Bir kez daha 'işçiler var' diyebilmek için

15-16 Haziran büyük işçi direnişinde yaşamını yitiren işçiler Mehmet Gıdak, Yaşar Yıldırım ve Mustafa Baylan’ın anısına…

Fabrikanın karşısında bir yerde çay içiyoruz. İkimizin de gözü neredeyse tamamı dolu olan stok araç parkına takıldı. Güneşin altına yatırılmış binlerce aracın oluşturduğu uçsuz bucaksız bir tarlaydı sanki karşımızdaki.

“Angajman 62 araca yükseltildi” dedi. Montaj bandından saatte çıkan araç sayısını kastediyordu ve bu, o stok parkına her dakika en az bir aracın daha eklendiği anlamına geliyordu. Onun aldığı ücret ise taş çatlasın iki bin liraydı.

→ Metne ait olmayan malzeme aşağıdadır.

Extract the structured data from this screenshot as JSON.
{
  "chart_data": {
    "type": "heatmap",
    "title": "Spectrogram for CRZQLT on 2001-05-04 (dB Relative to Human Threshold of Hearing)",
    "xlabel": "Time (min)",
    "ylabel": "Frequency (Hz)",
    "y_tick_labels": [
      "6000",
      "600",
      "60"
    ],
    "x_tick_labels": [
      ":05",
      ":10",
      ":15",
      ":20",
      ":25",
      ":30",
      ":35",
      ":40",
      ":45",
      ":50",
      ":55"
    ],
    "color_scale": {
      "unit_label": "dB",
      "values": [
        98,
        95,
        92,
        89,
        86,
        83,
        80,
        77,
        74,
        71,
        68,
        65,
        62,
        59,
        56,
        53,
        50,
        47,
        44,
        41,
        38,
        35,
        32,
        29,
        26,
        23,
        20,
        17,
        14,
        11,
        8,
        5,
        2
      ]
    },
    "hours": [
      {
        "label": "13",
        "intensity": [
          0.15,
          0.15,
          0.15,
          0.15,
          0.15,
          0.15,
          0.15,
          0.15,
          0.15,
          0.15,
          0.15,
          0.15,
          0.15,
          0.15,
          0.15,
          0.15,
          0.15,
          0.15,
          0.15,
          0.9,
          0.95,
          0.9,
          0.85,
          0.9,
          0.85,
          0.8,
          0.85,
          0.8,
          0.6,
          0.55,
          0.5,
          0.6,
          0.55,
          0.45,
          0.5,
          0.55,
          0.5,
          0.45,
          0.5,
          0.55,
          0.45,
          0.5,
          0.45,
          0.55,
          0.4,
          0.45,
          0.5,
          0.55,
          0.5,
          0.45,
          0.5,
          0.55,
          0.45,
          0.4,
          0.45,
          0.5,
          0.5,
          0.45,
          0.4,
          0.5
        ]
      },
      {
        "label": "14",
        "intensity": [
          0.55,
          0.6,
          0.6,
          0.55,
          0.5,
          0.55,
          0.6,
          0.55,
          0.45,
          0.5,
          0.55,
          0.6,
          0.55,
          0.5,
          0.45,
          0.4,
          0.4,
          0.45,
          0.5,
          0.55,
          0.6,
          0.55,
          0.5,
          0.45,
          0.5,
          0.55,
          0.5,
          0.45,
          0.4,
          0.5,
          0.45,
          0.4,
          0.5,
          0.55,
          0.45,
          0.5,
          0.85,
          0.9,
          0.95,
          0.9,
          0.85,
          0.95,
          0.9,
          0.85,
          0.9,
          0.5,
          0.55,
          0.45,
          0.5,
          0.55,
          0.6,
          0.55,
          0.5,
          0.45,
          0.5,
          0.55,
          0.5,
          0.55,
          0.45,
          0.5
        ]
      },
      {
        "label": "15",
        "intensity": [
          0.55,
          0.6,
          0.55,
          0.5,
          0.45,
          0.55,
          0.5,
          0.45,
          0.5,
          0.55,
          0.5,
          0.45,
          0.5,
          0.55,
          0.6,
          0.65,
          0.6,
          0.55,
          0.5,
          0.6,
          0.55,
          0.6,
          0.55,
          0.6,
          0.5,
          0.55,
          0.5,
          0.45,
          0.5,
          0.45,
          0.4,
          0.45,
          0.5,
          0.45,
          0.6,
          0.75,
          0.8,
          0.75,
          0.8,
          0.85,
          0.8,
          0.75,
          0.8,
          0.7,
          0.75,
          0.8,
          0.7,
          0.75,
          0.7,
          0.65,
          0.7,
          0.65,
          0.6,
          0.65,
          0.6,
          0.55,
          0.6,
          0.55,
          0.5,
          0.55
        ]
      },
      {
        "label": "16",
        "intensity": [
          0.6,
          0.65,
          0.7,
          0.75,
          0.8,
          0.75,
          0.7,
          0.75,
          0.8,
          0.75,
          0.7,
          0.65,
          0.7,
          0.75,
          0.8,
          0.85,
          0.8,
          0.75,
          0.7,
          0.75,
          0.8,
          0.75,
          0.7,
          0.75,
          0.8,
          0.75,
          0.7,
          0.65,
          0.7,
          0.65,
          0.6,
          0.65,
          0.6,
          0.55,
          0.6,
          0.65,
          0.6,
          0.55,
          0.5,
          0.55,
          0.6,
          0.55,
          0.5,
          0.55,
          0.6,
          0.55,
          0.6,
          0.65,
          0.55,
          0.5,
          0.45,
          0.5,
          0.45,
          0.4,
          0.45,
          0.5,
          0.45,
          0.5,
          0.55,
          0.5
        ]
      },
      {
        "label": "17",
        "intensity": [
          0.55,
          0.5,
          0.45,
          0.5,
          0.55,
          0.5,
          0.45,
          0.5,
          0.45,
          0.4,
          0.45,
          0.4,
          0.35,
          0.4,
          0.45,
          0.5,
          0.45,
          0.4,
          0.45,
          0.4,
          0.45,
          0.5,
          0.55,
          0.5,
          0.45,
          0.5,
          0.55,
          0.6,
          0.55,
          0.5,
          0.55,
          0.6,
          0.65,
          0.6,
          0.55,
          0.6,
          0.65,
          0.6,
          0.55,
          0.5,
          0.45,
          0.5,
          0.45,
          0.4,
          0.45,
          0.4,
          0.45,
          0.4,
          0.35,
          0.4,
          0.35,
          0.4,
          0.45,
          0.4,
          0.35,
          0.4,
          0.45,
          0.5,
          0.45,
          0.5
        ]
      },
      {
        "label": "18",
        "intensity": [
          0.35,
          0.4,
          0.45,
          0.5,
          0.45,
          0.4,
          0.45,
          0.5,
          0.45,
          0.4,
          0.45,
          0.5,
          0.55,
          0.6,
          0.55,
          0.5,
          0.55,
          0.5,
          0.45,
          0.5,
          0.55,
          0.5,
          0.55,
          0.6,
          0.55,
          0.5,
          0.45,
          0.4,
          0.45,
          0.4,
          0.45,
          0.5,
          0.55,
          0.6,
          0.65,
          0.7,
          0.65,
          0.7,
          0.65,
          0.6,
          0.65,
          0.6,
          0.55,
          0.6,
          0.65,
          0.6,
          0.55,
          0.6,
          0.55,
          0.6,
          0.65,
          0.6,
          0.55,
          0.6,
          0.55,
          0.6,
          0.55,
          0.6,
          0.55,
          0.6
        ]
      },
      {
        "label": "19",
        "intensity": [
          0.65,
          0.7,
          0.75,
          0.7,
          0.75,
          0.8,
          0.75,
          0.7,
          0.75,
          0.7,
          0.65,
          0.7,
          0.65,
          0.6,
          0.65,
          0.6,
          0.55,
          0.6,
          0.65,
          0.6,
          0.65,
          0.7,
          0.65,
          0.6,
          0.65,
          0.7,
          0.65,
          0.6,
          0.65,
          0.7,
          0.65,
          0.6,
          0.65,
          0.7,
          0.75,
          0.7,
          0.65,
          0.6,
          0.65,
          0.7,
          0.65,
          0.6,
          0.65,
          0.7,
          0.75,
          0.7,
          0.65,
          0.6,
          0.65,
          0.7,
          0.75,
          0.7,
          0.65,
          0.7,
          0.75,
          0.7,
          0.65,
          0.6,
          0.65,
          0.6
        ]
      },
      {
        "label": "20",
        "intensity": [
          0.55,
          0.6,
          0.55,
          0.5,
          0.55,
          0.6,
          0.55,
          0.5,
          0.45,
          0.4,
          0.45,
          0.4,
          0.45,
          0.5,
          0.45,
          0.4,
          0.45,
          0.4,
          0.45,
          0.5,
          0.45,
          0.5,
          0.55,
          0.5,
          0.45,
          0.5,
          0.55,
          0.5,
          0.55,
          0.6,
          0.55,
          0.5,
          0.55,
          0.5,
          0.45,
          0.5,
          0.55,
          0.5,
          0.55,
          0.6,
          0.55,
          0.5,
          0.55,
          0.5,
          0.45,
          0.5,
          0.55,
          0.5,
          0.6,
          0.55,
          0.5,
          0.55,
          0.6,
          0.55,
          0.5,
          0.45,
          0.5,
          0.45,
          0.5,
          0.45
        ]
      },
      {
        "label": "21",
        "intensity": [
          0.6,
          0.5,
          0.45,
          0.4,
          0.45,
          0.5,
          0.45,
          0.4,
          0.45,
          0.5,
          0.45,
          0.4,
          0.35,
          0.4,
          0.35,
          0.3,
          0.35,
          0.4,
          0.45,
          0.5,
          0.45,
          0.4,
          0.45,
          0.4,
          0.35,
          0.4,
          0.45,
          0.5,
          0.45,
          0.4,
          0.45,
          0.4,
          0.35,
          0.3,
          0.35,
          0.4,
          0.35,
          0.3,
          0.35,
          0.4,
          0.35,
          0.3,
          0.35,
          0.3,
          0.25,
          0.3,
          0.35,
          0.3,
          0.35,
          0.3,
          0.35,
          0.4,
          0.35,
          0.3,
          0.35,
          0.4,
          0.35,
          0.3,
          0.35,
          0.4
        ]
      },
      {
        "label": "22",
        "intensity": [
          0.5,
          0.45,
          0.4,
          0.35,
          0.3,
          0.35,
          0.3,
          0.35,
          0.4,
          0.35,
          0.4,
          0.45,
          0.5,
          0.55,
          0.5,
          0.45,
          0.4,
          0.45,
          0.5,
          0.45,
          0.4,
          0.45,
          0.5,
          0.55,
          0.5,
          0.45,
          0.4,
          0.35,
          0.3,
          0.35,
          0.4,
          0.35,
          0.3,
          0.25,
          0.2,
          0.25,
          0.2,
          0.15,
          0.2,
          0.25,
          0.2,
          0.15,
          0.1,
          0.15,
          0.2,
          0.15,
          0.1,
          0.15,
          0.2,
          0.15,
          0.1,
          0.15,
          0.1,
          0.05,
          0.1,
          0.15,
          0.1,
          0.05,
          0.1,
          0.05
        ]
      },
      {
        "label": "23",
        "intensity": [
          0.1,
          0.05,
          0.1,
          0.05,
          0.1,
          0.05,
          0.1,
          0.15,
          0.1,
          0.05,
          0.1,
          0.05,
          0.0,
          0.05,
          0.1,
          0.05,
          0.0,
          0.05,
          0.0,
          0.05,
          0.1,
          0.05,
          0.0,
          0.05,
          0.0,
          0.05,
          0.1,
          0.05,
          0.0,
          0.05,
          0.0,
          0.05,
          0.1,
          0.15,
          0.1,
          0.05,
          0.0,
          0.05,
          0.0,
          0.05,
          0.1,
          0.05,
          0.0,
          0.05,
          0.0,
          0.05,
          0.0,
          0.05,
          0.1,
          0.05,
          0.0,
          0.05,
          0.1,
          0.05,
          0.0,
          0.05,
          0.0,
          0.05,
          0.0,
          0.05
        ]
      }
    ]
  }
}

Sonra geçen seneki grev aklına geldi. “En az iki bin kişiydik fabrikanın önünden harekete geçtiğimizde” dedi.  Organize sanayinin içinde yaptıkları yürüyüşte önce kendileri gibi iş bırakan Coşkunöz işçilerini almışlar, sonra o sabah iş bırakan Mako’nun önüne varmışlardı. Ne polis, ne patronların adamları, ne de başkası kesebilmişti önlerini. Sonra hayıflandı. “Keşke önünden geçtiğimiz her fabrikayı alsaydık yanımıza. On binlerce işçi sel olup yürüseydik ve sonra bizim fabrikanın önüne gelip ailelerimizi çağırsaydık aramıza. Yapabilirdik bunu.”

Yapabilirlerdi.

Yürüyeceklerdi, çoğalacaklardı, “biz buradayız” diyeceklerdi ve artık kendi adlarına konuşacaklardı. Asıl mesele de bu değil miydi? Sınıf olacaklardı.

İşte 46 yıl önce, 15-16 Haziran 1970’te olan buydu. Fabrikalarından çıktılar, yürüdüler, yürüdükçe çoğaldılar ve iki günün sonunda memlekette işçilerin de olduğunu dosta düşmana gösterdiler. İşyerlerindeki amaçsız kalabalıklar olmaktan çıkıp bir sınıfa dönüştüler.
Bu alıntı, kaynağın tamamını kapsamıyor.